From today: http://www.gao.gov/products/GAO-11-363T
“Three major impediments continued to prevent GAO from rendering an opinion on the federal government’s accrual-based consolidated financial statements: (1) serious financial management problems at the Department of Defense, (2) federal entities’ inability to adequately account for and reconcile intragovernmental activity and balances, and (3) the federal government’s ineffective process for preparing the consolidated financial statements.”
Buff
it’s because the medical costs “disaster” is being deliberately conflated with Social Security to give the Big Liars their next big chance to kill Social Security which they have been trying to do for seventy years, using every “new thing” as the reason why it has to be “fixed NOW!”
it’s not the money. SS doesn’t cost them anything. it’s that they think its “socialist.” because they don’t understand it. The rich also don’t like the poor to be “independent”. it makes them harder to manage. And there is some evidence that they think that if you don’t have Social Security they canforce you to work a few more years… which turns out to be worth about ninety thousand a year per worker per year to them on average.
Also they can count on poor people not to save their money without Social SEcurity, so that is that much more money that comes their way “now” that they don’t have to wait for you to spend after you retire. After you have spent all your money they don’t care whether you live or die.

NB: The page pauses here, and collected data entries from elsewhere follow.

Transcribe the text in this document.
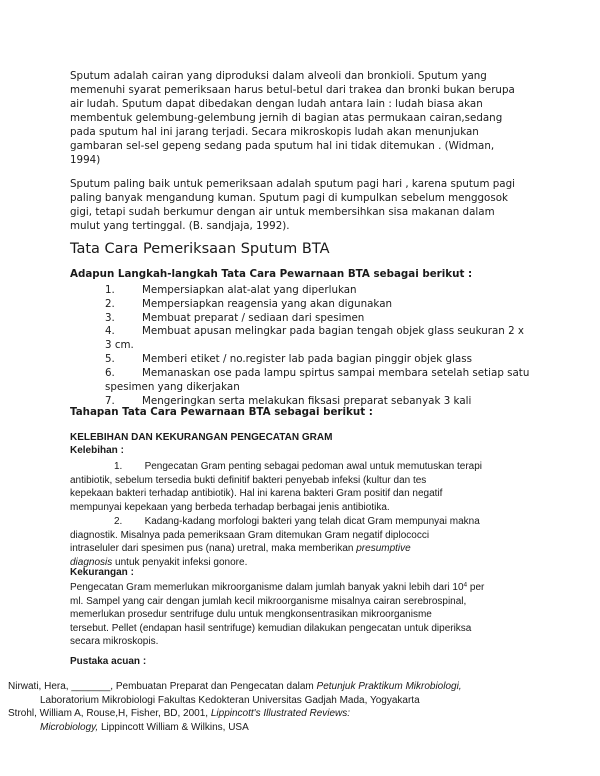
Sputum adalah cairan yang diproduksi dalam alveoli dan bronkioli. Sputum yang
memenuhi syarat pemeriksaan harus betul-betul dari trakea dan bronki bukan berupa
air ludah. Sputum dapat dibedakan dengan ludah antara lain : ludah biasa akan
membentuk gelembung-gelembung jernih di bagian atas permukaan cairan,sedang
pada sputum hal ini jarang terjadi. Secara mikroskopis ludah akan menunjukan
gambaran sel-sel gepeng sedang pada sputum hal ini tidak ditemukan . (Widman,
1994)
Sputum paling baik untuk pemeriksaan adalah sputum pagi hari , karena sputum pagi
paling banyak mengandung kuman. Sputum pagi di kumpulkan sebelum menggosok
gigi, tetapi sudah berkumur dengan air untuk membersihkan sisa makanan dalam
mulut yang tertinggal. (B. sandjaja, 1992).
Tata Cara Pemeriksaan Sputum BTA
Adapun Langkah-langkah Tata Cara Pewarnaan BTA sebagai berikut :
1.	Mempersiapkan alat-alat yang diperlukan
2.	Mempersiapkan reagensia yang akan digunakan
3.	Membuat preparat / sediaan dari spesimen
4.	Membuat apusan melingkar pada bagian tengah objek glass seukuran 2 x
3 cm.
5.	Memberi etiket / no.register lab pada bagian pinggir objek glass
6.	Memanaskan ose pada lampu spirtus sampai membara setelah setiap satu
spesimen yang dikerjakan
7.	Mengeringkan serta melakukan fiksasi preparat sebanyak 3 kali
Tahapan Tata Cara Pewarnaan BTA sebagai berikut :
KELEBIHAN DAN KEKURANGAN PENGECATAN GRAM
Kelebihan :
1. Pengecatan Gram penting sebagai pedoman awal untuk memutuskan terapi
antibiotik, sebelum tersedia bukti definitif bakteri penyebab infeksi (kultur dan tes
kepekaan bakteri terhadap antibiotik). Hal ini karena bakteri Gram positif dan negatif
mempunyai kepekaan yang berbeda terhadap berbagai jenis antibiotika.
2. Kadang-kadang morfologi bakteri yang telah dicat Gram mempunyai makna
diagnostik. Misalnya pada pemeriksaan Gram ditemukan Gram negatif diplococci
intraseluler dari spesimen pus (nana) uretral, maka memberikan presumptive
diagnosis untuk penyakit infeksi gonore.
Kekurangan :
Pengecatan Gram memerlukan mikroorganisme dalam jumlah banyak yakni lebih dari $10^4$ per
ml. Sampel yang cair dengan jumlah kecil mikroorganisme misalnya cairan serebrospinal,
memerlukan prosedur sentrifuge dulu untuk mengkonsentrasikan mikroorganisme
tersebut. Pellet (endapan hasil sentrifuge) kemudian dilakukan pengecatan untuk diperiksa
secara mikroskopis.
Pustaka acuan :
Nirwati, Hera, _______, Pembuatan Preparat dan Pengecatan dalam Petunjuk Praktikum Mikrobiologi,
Laboratorium Mikrobiologi Fakultas Kedokteran Universitas Gadjah Mada, Yogyakarta
Strohl, William A, Rouse,H, Fisher, BD, 2001, Lippincott's Illustrated Reviews:
Microbiology, Lippincott William & Wilkins, USA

It goes with ideology, not so much money. Some wish to conflate SS, medicaid (US part as well a states’)and medicare as one program. Others correctly remind them that they are different. Tyler Cowan conflated the SS and medicare in his NY Times article 5 Mar. He also did a couple of posts on his blog about differences between the right and left wing economists. Tellingly, he criticized the left wing for keying on individual programs rather than the bigger often artificial interactions. My response is yes work the bigger trends but do it considering the individual programs to understand that the top level conclusions are contrived if a detailed study is not done of the underlying cases. Checking causes to effect seems to be a problem with Cowen so he conflates things. Conflating SS with medicaid gets in the way of reasoning, which is what the right needs to do. Cannot stand to do inductive reasoning on why there is a problem with any social program so lump them all together. If the right were interested in money it would be after the military industrial complex.And getting pentagon books in order would be a start, but would scare everyone.